İnsan dediğimiz şey hem sınırları olmayan hem sınırları olan iki arada bir derede kalmış varlığın kendisidir. Ne yapsa ne etse bu gerçeği değiştirmesi zordur. Bu belirsizlik için ne yapabilirim diye sorgulasa dahi bir çözüm yolu bulamaz. Hiç soru sormadan yaşasa daha iyi...

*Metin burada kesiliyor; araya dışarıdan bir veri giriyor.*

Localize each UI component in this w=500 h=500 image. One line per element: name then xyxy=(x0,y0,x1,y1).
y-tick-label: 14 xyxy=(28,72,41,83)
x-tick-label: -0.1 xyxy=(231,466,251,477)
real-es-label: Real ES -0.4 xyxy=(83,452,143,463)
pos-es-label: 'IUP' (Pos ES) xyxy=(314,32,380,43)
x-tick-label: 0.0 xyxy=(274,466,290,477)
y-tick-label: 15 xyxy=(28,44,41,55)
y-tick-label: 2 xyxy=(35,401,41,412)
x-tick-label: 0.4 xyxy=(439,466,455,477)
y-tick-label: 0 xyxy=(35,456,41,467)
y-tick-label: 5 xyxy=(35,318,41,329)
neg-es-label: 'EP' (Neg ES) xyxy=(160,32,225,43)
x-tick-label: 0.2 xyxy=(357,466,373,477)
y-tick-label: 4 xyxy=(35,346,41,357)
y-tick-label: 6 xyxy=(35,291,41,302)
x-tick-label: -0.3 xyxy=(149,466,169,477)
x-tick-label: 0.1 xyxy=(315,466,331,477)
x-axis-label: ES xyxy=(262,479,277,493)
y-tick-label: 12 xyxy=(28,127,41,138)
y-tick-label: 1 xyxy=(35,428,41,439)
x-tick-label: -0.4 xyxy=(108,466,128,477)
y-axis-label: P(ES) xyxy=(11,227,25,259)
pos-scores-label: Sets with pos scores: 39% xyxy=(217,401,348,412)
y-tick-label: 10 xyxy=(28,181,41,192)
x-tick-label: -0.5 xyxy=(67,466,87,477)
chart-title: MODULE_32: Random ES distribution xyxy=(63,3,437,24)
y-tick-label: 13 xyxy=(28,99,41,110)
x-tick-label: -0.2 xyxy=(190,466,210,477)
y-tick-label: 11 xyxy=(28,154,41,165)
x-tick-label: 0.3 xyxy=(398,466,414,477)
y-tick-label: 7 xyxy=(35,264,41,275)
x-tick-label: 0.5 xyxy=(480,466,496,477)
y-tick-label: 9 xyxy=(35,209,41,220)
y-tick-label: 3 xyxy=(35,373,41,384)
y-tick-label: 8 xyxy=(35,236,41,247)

Çoğu şeyden uzağım, kimseye karışmadan sessizce bir yaşam sürüyorum. Yıllar önce de insanları anlamazdım, yıllar geçti hâlâ anlamıyorum. Eskiden anlamaya çalışırdım ama şimdi hiç dermanım yok, haklısınız deyip geçiyorum.
Ne kadar kaçmak istesem de o yalnızlık hissi tüm zihnimi esir alıyor, ağır aksak yürüyorum durmamak için. Durursam kaybedeceğimi çok iyi biliyorum. İçimin yandığını bilsem de bir an bile soluklanmadan devam ediyorum adımlarımı atmaya...

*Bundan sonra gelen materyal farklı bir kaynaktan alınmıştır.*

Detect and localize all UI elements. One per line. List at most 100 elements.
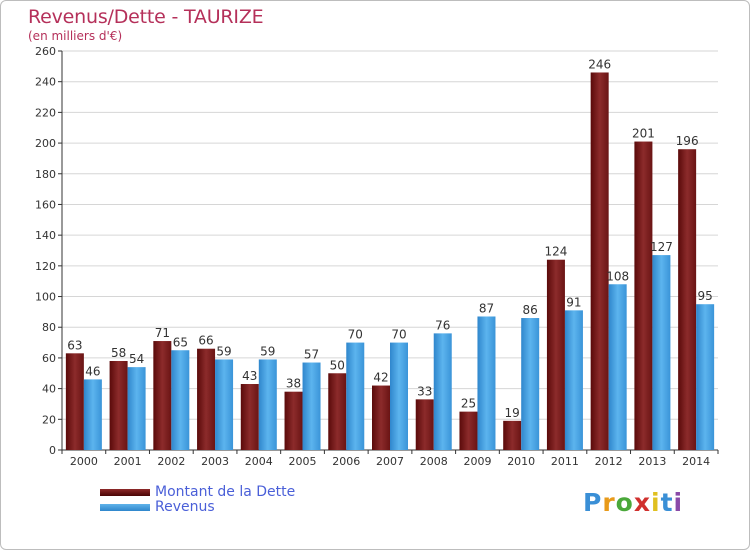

Yaralar vardır hayatta, ruhu cüzzam gibi yavaş yavaş ve yalnızlıkta yiyen, kemiren yaralar.
Kimseye anlatılamaz bu dertler, çünkü herkes bunlara nadir ve acayip şeyler gözüyle bakarlar.
Nerede bulunmalı iç huzur dedikleri şey? Nereden temin edilmeli? Bir sokak köpeğinin başı mı okşanmalı yoksa küçük bir çocuğa selam mı verilmeli? Yoksa kimseye değmeden, sessizce yaşayıp kadere boyun mu eğilmeli?